Git
Kendini de al git. Ama öyle sessiz, öyle sakin, öyle yapmacık veda sözlerini katıp da yoluna. Sanki seninle pek sıradan bir tramvay durağında sözleşmiş gibi. Sanki bana “Sen git, ben hemen geliyorum” demişsin gibi. Git kendini bana bırakmadan…
Kelimeleri de al git. Yeni sözler söylemek gerek artık. Başka şehirlerden başka diyarlara. Sadece formu değişiyor sevdanın. Yoksa biz aynı biz, dünya aynı dünya ve her dem bir yanı kanayan baştan kabul sevgimiz…

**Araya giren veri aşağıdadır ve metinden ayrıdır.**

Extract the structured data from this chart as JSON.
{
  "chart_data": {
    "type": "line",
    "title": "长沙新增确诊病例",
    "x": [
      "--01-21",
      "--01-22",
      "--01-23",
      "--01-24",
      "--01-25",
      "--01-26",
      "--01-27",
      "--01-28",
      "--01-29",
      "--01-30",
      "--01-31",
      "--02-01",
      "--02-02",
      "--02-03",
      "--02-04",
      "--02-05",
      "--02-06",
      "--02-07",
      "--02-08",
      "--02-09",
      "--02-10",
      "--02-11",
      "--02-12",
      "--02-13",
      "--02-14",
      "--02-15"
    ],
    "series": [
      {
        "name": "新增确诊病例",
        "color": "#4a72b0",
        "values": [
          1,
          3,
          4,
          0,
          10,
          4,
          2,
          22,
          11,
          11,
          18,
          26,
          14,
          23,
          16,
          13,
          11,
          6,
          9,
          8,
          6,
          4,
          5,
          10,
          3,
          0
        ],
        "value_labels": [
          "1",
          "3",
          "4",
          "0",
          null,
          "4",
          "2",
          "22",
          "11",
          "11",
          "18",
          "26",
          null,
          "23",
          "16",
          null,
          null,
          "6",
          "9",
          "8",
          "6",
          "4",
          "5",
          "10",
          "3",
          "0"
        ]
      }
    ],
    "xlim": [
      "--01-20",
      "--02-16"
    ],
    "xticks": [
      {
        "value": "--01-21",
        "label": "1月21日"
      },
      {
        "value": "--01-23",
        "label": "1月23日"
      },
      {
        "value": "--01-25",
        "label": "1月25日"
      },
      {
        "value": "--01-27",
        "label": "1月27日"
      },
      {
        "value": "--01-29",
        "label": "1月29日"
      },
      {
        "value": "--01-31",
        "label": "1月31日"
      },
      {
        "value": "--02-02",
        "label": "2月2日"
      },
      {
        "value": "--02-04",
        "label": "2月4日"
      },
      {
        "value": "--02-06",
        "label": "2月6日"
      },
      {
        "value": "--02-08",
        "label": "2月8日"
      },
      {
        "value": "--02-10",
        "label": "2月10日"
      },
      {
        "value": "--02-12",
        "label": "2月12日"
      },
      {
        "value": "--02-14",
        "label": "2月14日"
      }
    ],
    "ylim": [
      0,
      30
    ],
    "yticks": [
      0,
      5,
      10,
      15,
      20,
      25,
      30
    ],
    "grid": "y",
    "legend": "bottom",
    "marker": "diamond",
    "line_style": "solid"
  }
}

Sesini de al git. Bana bırakırsan aklım almaz, içim kaldırmaz, nefesime sığmaz. Dudaklarını dışa bükerek söylediğin sözler büyür bir yanımda. Bir yanım öksüz kalır bırakırsan. O yanım da sen olursun bir ihtimal, dayanamam.
Saçlarını da al git. Ama almışken bin bir rengini koyup da çantana. Olur ya bir çiçekten, bir denizden, bir gökyüzünden, bir ağaçtan, bir geceden ilişirse gözüme renklerin, üzülürüm, çok kötü olurum, bildiğin gibi değil olurum. Çok şey düştü gözümden, hepten yok olurum.
Git hadi bakma öyle. Beşinci sınıf şarkılardaki gibi son anda “Gitme” diyecek hâlim yok, ben o hakkımı çoktan tükettim, belki de boşa harcadım, özür dilerim.